By Christopher Sabatini

AS/COA’s Christopher Sabatini suggests that diplomatic efforts between U.S. and Cuba should focus on finding a "genuine mutual interest that transcends history and ideology."

Q: U.S. and Cuban diplomats plan to resume bilateral talks on migration issues during a meeting in Washington on July 17. News of the migration talks came after the two countries held a round of discussions on resuming direct mail service. How much progress are the old Cold War foes making on rapprochement? Can any significant thaw happen while Alan Gross and four members of the "Cuban Five" remain in prison? What is at stake for businesses in the United States and elsewhere?

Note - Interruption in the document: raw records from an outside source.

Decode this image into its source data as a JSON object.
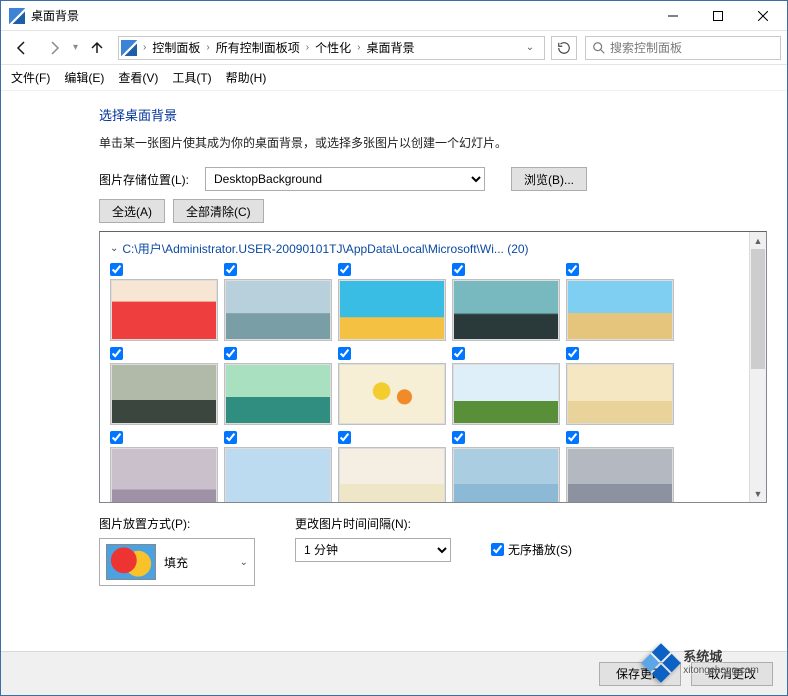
{
  "window": {
    "title": "桌面背景"
  },
  "nav": {
    "crumbs": [
      "控制面板",
      "所有控制面板项",
      "个性化",
      "桌面背景"
    ],
    "search_placeholder": "搜索控制面板"
  },
  "menubar": [
    "文件(F)",
    "编辑(E)",
    "查看(V)",
    "工具(T)",
    "帮助(H)"
  ],
  "page": {
    "heading": "选择桌面背景",
    "subtext": "单击某一张图片使其成为你的桌面背景，或选择多张图片以创建一个幻灯片。",
    "location_label": "图片存储位置(L):",
    "location_value": "DesktopBackground",
    "browse_btn": "浏览(B)...",
    "select_all_btn": "全选(A)",
    "clear_all_btn": "全部清除(C)",
    "folder_header": "C:\\用户\\Administrator.USER-20090101TJ\\AppData\\Local\\Microsoft\\Wi... (20)",
    "position_label": "图片放置方式(P):",
    "position_value": "填充",
    "interval_label": "更改图片时间间隔(N):",
    "interval_value": "1 分钟",
    "shuffle_label": "无序播放(S)"
  },
  "footer": {
    "save": "保存更改",
    "cancel": "取消更改"
  },
  "watermark": {
    "name": "系统城",
    "url": "xitongcheng.com"
  },
  "items": [
    {
      "checked": true,
      "cls": "t1"
    },
    {
      "checked": true,
      "cls": "t2"
    },
    {
      "checked": true,
      "cls": "t3"
    },
    {
      "checked": true,
      "cls": "t4"
    },
    {
      "checked": true,
      "cls": "t5"
    },
    {
      "checked": true,
      "cls": "t6"
    },
    {
      "checked": true,
      "cls": "t7"
    },
    {
      "checked": true,
      "cls": "t8"
    },
    {
      "checked": true,
      "cls": "t9"
    },
    {
      "checked": true,
      "cls": "t10"
    },
    {
      "checked": true,
      "cls": "t11"
    },
    {
      "checked": true,
      "cls": "t12"
    },
    {
      "checked": true,
      "cls": "t13"
    },
    {
      "checked": true,
      "cls": "t14"
    },
    {
      "checked": true,
      "cls": "t15"
    }
  ]
}
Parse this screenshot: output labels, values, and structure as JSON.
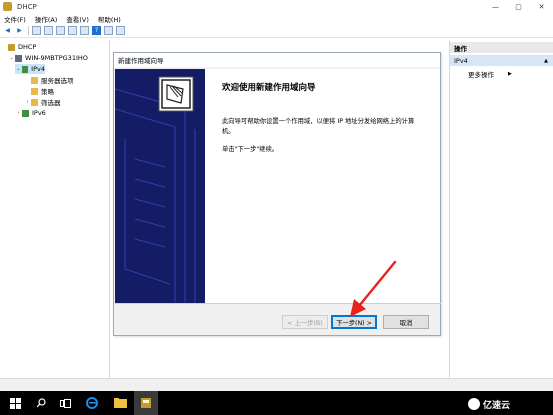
{
  "window": {
    "title": "DHCP",
    "controls": {
      "minimize": "—",
      "maximize": "▢",
      "close": "✕"
    }
  },
  "menu": {
    "items": [
      "文件(F)",
      "操作(A)",
      "查看(V)",
      "帮助(H)"
    ]
  },
  "toolbar": {
    "buttons": [
      "back-icon",
      "forward-icon",
      "up-folder-icon",
      "show-tree-icon",
      "properties-icon",
      "refresh-icon",
      "export-icon",
      "help-icon",
      "console-view-icon",
      "computer-icon"
    ]
  },
  "tree": {
    "nodes": [
      {
        "label": "DHCP",
        "icon": "dhcp-icon"
      },
      {
        "label": "WIN-9MBTPG31IHO",
        "icon": "server-icon"
      },
      {
        "label": "IPv4",
        "icon": "ipv4-icon"
      },
      {
        "label": "服务器选项",
        "icon": "folder-icon"
      },
      {
        "label": "策略",
        "icon": "folder-icon"
      },
      {
        "label": "筛选器",
        "icon": "folder-icon"
      },
      {
        "label": "IPv6",
        "icon": "ipv6-icon"
      }
    ]
  },
  "wizard": {
    "title": "新建作用域向导",
    "heading": "欢迎使用新建作用域向导",
    "description": "此向导可帮助你设置一个作用域，以便将 IP 地址分发给网络上的计算机。",
    "hint": "单击\"下一步\"继续。",
    "buttons": {
      "back": "< 上一步(B)",
      "next": "下一步(N) >",
      "cancel": "取消"
    }
  },
  "actions": {
    "header": "操作",
    "group": "IPv4",
    "more": "更多操作"
  },
  "watermark": {
    "text": "亿速云"
  },
  "colors": {
    "banner": "#141c66",
    "selection": "#cce4f7",
    "accent": "#0078d7",
    "annotation_arrow": "#e8221b"
  }
}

A: Christopher Sabatini, senior director of policy for the Americas Society and Council of the Americas and editor-in-chief of Americas Quarterly:

"When it comes to matters of policy change between Cuba and the United States, we should never be too optimistic. Normally these initiatives would not spark outrage; countries in conflict, even in long-standing disputes, still manage to have postal relations and relations on protecting the lives of migrants. (Actually, people getting agitated about mail service in this day and age seems even more than misguided, it actually seems kind of quaint.)

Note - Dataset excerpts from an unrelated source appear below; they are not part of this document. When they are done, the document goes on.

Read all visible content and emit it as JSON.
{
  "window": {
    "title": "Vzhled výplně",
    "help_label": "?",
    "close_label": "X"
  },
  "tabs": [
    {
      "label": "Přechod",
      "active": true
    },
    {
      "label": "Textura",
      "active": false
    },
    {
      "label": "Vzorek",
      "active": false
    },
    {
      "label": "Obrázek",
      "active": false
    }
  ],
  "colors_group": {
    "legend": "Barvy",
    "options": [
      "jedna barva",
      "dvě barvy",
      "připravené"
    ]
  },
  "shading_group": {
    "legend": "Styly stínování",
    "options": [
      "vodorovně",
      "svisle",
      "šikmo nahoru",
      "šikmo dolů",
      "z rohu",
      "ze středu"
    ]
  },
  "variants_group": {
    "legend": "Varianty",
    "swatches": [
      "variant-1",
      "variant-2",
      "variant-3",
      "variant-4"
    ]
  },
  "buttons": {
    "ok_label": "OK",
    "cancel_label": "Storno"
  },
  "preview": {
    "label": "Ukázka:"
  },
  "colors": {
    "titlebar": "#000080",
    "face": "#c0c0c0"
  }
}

The question is why have these diplomatic efforts sparked opposition? Shouldn't promoting communication and contact with an island long isolated from its relatives and refugees in the U.S. be what policy should try to do? Shouldn't ensuring a rational system for immigration that helps guarantee the safety of those who want to leave Cuba be generally desirable?

As they started to do last week, the U.S. and Cuba need to work in narrower parameters where there is a genuine mutual interest that transcends history and ideology. The sad thing is that legitimate practical, workaday relations between the countries have been held hostage to posturing and fear, real and imagined, and often upended by provocations by the Cuban regime (like the brutal 1996 shootdown of the Brothers to the Rescue planes and the 2009 arrest of Alan Gross).

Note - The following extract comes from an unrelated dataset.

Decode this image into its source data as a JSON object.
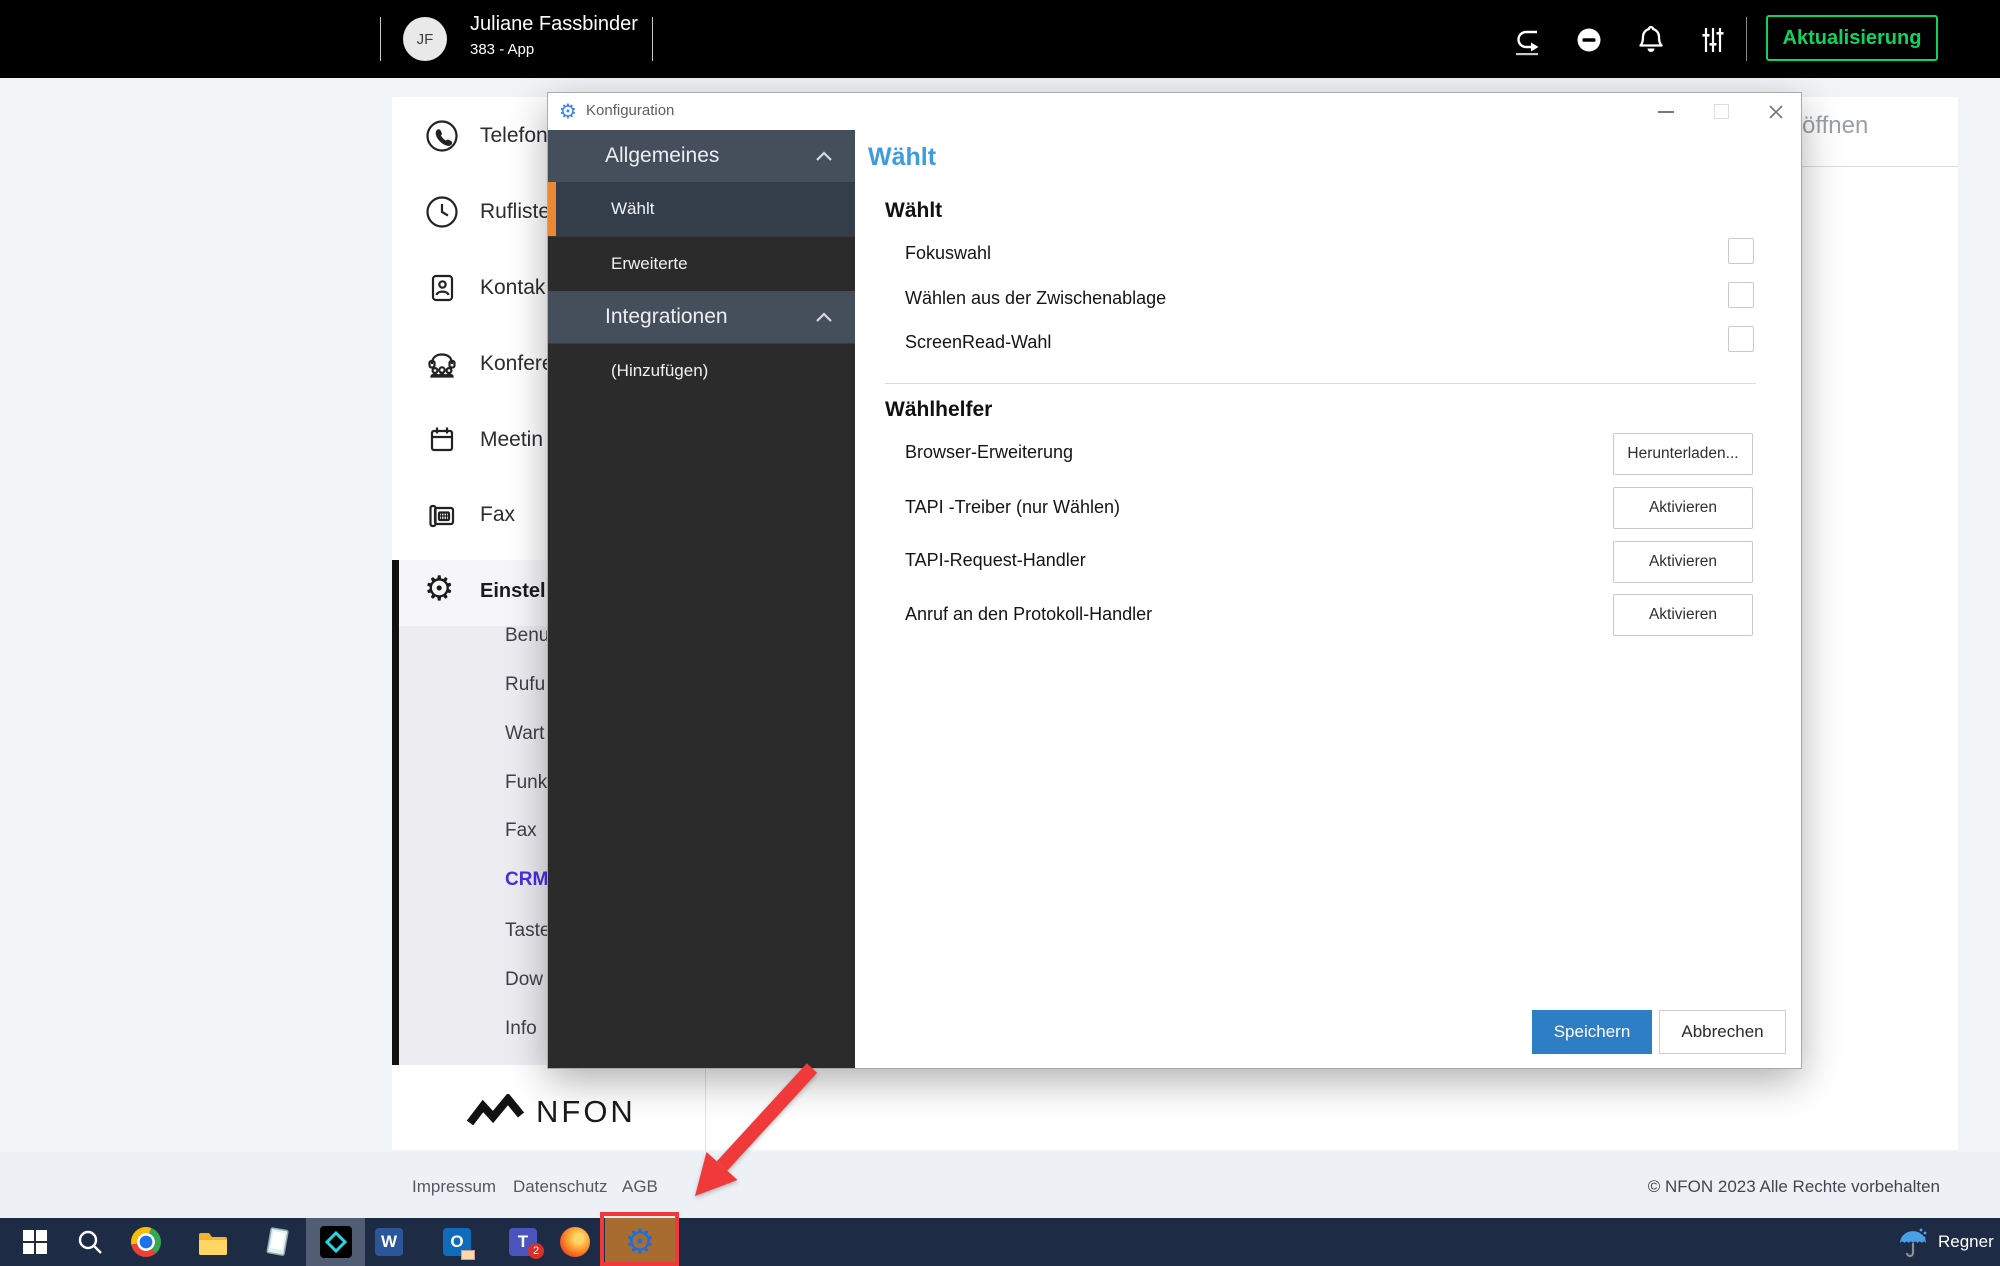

None of these diplomatic efforts, even if they should come to fruition, should be seen as negating the importance of human rights in Cuba. Quite the opposite. Where violations and repression continue to exist, as they do inside Cuba, the U.S. should continue to raise them. But it can and should be able to do so in the context of other muchneeded and humane policies. Diplomacy, even over human rights, is not a zerosum game."